McCain has a very credible line of foreign policy attack against Obama: that Iraq is improving and could be imperiled by a pullout. It's as if, by invoking 9/11, he can summon the return of the mentality that prevailed in the years after the attack.
It seems that Obama has talked some good talk that has been supported by McCain and some of his supporters in the past. His pursuit of prosecution for terrorists within our borders and behind the borders of our allies sounds like good policy, and policy that the Republicans have used in the past. If McCain's hawkishness in the Middle East and Obama's hawkishness on actionable intelligence can be comingled, we might have something. Add to it Obama's insistence on prosecuting these disgusting people and getting them in prison and not in Guantanamo, we might be able to take away one of the terrorists selling points that we do not uphold the law and do not unfairly treat Muslims.
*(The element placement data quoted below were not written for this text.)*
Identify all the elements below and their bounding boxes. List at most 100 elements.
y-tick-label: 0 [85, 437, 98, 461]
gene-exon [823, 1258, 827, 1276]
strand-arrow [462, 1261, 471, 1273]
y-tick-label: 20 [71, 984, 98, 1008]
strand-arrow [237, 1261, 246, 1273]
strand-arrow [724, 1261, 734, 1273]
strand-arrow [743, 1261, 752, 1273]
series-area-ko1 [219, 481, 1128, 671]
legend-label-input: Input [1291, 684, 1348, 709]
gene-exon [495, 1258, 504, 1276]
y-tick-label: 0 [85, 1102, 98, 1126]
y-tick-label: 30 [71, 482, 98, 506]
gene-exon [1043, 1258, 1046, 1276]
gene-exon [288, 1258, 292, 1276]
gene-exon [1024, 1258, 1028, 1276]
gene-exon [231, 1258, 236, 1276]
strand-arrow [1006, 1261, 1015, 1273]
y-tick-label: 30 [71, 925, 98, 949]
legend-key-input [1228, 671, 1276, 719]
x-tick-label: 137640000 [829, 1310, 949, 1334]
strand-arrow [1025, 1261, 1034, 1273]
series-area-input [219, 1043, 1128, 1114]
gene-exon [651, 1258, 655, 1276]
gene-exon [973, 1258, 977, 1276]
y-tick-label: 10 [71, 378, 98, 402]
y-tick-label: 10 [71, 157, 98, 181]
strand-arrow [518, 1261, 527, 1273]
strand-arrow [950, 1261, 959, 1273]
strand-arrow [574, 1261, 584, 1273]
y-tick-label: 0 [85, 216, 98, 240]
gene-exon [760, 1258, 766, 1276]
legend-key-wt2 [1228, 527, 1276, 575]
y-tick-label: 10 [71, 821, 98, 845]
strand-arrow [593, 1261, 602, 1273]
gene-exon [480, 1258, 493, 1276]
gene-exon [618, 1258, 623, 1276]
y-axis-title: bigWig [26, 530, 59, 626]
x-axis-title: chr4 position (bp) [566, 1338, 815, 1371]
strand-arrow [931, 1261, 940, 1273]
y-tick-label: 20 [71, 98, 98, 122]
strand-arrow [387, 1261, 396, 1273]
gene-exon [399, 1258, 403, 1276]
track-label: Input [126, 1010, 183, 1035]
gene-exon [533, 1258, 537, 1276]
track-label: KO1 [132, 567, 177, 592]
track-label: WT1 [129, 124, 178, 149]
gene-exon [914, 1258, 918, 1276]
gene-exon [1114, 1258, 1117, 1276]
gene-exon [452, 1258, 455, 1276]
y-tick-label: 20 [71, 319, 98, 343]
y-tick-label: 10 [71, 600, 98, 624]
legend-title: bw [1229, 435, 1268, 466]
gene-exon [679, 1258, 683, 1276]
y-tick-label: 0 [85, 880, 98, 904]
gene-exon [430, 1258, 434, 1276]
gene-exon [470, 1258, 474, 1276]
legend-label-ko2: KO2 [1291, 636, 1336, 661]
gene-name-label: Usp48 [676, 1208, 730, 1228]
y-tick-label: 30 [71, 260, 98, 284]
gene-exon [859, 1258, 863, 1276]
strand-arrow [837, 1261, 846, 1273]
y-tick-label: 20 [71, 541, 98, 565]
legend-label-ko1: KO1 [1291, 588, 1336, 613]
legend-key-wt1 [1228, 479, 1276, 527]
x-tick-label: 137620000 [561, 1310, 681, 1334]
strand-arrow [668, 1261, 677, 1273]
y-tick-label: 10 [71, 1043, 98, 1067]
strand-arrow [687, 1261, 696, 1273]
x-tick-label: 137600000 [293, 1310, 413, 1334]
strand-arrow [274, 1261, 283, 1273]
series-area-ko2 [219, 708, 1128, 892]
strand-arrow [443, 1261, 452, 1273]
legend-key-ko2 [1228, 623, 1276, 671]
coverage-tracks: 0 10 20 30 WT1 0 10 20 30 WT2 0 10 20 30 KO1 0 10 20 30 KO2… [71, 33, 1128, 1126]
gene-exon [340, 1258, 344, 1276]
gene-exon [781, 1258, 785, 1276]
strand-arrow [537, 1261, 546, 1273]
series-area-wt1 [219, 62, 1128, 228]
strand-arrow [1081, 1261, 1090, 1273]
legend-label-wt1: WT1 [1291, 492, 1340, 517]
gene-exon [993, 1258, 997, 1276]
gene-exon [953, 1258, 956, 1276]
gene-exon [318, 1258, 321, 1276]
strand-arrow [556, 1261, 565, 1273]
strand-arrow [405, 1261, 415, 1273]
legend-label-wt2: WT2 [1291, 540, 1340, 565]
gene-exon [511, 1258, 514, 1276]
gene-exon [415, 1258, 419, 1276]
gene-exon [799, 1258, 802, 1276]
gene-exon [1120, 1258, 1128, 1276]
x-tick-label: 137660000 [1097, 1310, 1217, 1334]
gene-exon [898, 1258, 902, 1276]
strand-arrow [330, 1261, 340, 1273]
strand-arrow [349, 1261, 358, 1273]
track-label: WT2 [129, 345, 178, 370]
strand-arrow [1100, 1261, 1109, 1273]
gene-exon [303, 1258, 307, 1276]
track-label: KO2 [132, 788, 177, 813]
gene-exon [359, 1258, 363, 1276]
Holding the higher ground, even against the scum of the earth, is not such a bad idea.

Colin Powell Endorsing Obama

According to this Fox News article Colin Powell will endorse Barack Obama at the Democratic National Convention.

Colin Powell is a member of the Republican Party, and his endorsement of Obama could do good things in Obama's effort to woo disaffected Republicans and centrists. If Powell did officially endorse Obama, it would certainly boost Obama's foreign policy credentials. Certainly, by offering his endorsement to Obama, Powell would be securing a place in Barack Obama's Presidential Cabinet or Administration. Secretary of Defense? Secretary of State? or even VP?

I don't know if Powell would be interested in pursuing such a course, but he could secure any position in the Obama administration that he desires. A Republican, Colin Powell is well respected by members of both political parties, across every spectrum. He brings bona-fide military experience, while having a rich diplomatic resume as well. Having Powell on his side, Obama could potentially silence many of the nay-sayers about his lack of administrative experience. Indeed, Powell endorsing Obama would be a very interesting development.

Powell's office, of course, denies any reports that he will officially endorse any candidate.